In plot 4, the histogram shows that most cars in the dataset have MPG values between about 15 and 22. There are fewer cars with very low or very high fuel efficiency, indicating the data is somewhat concentrated around the middle range. A histogram is appropriate because it displays the distribution and frequency of a single variable. It helps identify the spread and possible skewness of MPG values in the dataset.

Plot 5

For plot 5 I used a density plot to compare the distribution of fuel efficiency across cars with different cylinder counts.

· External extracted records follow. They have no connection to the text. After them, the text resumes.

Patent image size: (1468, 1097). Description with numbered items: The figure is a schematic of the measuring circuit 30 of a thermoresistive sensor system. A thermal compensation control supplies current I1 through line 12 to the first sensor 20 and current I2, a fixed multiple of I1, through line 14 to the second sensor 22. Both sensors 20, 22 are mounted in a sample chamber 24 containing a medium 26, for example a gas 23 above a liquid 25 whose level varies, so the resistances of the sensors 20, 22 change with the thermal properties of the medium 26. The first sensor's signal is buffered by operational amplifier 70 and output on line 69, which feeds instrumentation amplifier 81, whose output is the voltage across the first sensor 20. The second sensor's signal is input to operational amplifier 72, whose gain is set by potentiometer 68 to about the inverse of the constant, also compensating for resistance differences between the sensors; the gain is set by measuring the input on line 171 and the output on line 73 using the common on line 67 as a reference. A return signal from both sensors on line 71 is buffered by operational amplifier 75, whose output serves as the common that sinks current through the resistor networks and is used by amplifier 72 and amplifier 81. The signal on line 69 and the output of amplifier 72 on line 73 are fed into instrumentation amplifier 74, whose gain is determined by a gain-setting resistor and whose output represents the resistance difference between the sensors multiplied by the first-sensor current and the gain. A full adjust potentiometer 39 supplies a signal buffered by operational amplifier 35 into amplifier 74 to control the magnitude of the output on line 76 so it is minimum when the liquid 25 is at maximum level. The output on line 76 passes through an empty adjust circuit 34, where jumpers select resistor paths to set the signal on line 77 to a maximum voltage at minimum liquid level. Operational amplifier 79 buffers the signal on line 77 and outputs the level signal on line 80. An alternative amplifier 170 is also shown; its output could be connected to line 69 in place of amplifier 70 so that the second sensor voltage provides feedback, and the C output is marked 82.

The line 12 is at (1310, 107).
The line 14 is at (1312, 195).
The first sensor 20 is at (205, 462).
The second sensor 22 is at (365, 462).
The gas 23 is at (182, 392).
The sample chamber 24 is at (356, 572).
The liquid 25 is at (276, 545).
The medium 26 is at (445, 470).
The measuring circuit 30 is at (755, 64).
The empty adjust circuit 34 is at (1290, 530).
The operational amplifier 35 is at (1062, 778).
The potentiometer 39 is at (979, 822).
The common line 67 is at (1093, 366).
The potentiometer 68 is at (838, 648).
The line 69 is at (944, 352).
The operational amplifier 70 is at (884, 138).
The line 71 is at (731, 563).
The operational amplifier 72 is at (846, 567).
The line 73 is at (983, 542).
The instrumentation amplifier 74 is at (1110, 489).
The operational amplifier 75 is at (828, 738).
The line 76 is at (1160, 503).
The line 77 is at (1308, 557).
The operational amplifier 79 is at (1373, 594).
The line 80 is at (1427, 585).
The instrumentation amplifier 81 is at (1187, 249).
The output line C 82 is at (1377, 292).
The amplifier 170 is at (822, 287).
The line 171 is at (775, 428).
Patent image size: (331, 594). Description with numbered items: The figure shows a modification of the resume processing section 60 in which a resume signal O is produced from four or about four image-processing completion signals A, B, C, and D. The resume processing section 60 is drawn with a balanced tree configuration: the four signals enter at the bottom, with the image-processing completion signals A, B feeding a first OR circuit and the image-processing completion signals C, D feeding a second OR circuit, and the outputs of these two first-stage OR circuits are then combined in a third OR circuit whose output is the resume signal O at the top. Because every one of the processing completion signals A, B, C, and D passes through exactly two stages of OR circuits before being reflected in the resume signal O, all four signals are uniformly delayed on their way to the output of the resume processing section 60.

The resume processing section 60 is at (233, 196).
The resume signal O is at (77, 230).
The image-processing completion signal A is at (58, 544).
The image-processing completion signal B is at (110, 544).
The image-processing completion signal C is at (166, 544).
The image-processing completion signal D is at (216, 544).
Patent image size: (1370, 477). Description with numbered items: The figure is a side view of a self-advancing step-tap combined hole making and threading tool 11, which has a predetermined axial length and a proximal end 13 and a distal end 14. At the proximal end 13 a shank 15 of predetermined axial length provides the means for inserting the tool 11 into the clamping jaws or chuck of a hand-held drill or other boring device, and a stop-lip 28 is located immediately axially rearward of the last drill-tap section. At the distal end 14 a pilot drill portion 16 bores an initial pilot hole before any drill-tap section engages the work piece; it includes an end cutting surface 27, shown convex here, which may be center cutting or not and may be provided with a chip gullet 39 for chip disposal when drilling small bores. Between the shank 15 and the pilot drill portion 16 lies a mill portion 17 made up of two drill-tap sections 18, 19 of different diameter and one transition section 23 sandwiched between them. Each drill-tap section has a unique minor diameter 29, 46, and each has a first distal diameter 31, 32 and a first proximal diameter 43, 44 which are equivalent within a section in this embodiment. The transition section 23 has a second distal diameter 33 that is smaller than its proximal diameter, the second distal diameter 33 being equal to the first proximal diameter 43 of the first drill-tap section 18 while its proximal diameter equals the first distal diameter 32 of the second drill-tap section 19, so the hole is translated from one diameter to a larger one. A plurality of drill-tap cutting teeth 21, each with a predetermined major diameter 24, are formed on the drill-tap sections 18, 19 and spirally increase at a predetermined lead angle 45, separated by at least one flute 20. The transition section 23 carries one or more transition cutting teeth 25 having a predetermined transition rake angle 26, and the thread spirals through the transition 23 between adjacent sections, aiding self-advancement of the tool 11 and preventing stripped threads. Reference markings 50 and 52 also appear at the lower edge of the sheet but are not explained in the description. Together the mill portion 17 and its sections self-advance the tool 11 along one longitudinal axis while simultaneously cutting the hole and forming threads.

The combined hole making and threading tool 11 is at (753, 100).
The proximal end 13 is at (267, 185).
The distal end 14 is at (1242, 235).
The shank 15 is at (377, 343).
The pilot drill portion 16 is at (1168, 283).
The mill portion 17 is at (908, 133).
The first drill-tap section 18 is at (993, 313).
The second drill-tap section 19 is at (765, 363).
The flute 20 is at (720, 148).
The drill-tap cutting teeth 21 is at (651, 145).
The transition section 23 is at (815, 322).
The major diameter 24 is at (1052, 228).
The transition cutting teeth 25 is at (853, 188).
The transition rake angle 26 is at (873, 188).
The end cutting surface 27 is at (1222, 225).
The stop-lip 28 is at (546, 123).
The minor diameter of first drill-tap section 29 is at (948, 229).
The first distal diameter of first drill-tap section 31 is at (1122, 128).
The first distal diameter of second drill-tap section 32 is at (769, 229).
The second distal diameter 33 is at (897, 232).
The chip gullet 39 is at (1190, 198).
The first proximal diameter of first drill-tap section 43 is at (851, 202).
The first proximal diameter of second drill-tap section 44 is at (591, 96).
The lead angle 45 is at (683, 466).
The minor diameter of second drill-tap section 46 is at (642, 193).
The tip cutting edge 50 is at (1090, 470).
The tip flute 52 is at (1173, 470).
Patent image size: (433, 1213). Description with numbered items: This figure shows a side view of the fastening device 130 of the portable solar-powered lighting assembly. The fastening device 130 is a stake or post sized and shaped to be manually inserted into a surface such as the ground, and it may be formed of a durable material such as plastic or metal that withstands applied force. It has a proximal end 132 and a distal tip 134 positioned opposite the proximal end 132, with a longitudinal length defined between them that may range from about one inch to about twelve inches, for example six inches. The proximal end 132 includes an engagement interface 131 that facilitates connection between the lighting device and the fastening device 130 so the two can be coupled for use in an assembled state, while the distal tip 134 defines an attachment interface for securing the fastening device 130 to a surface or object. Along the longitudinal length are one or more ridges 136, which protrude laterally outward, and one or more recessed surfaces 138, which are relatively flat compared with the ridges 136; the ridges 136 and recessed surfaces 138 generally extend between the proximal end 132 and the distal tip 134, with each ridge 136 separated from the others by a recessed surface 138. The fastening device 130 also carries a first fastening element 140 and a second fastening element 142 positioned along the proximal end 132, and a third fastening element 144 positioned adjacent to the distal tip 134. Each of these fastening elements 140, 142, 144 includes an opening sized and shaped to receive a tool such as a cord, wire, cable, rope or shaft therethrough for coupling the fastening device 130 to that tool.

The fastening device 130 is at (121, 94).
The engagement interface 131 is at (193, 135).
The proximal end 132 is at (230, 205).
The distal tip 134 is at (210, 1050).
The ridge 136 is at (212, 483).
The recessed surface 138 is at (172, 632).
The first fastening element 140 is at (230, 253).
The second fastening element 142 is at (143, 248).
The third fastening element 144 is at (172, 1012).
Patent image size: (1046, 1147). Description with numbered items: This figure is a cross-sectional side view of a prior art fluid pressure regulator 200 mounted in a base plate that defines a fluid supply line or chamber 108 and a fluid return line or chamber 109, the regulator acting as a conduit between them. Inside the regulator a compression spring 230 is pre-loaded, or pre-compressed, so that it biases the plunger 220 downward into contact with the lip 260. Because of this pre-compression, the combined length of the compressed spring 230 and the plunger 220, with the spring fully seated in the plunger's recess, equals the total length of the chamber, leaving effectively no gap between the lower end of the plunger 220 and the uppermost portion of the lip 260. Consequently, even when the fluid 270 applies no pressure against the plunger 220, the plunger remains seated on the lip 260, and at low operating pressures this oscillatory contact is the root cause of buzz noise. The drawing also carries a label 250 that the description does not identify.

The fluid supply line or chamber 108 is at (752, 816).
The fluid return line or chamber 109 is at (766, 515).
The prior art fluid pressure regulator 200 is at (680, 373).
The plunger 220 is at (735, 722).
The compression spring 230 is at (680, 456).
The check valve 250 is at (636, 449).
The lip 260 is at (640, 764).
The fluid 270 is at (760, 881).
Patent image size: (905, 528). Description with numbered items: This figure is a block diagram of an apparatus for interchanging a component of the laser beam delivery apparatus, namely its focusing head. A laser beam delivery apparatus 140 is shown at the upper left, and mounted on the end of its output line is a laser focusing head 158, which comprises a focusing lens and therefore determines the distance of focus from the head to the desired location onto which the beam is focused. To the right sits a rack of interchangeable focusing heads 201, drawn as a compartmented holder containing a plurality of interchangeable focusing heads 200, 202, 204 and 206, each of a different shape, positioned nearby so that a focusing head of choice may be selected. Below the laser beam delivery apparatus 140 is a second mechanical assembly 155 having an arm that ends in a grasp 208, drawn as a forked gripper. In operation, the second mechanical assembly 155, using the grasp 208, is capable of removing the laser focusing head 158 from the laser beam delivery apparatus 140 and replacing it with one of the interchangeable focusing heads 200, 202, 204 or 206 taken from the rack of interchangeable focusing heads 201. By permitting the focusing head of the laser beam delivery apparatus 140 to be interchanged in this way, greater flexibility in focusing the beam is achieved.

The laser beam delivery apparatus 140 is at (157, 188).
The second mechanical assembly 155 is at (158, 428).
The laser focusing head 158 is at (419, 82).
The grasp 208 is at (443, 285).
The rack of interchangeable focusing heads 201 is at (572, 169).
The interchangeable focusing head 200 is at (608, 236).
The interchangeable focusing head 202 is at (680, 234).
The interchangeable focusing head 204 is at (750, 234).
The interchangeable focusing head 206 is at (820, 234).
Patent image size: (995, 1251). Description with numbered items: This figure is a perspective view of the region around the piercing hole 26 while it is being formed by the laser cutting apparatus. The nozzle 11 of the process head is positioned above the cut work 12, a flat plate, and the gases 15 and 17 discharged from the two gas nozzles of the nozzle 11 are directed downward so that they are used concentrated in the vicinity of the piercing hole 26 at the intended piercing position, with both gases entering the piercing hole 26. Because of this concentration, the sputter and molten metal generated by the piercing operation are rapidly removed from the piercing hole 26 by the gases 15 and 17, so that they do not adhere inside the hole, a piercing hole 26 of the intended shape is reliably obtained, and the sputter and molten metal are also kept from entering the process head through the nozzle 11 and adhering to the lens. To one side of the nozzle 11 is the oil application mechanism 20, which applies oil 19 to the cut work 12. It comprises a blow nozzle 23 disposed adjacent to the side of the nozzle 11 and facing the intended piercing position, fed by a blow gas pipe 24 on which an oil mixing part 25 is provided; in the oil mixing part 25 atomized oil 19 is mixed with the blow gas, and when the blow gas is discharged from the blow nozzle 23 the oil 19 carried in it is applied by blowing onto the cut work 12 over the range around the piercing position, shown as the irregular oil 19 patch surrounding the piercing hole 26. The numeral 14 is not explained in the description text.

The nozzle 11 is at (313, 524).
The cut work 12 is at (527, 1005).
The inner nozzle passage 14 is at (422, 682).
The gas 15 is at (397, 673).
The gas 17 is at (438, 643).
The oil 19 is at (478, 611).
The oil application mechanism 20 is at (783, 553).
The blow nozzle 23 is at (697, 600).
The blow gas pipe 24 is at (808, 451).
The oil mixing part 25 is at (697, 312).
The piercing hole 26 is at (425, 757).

ggplot(mtcars, aes(x = mpg, fill = cyl)) +
  geom_density(alpha = 0.5) +
  labs(
    title = "Distribution of Fuel Efficiency by Cylinder Count",
    x = "Miles Per Gallon",
    y = "Density",
    fill = "Cylinders"
  ) +
  theme_minimal(base_size = 14)

Plot 5 shows that four cylinder cars have higher MPG, lower horsepower, smaller engine displacement, and lower weight compared with six and eight cylinder cars. It also shows that eight cylinder cars are generally heavier, more powerful, and less fuel efficient. Overall, the plot suggests a strong relationship where larger engines and heavier vehicles are associated with lower fuel economy. This graph is appropriate because it allows vehicle fuel efficiency to be compared across cylinder type but this time the density is being shown.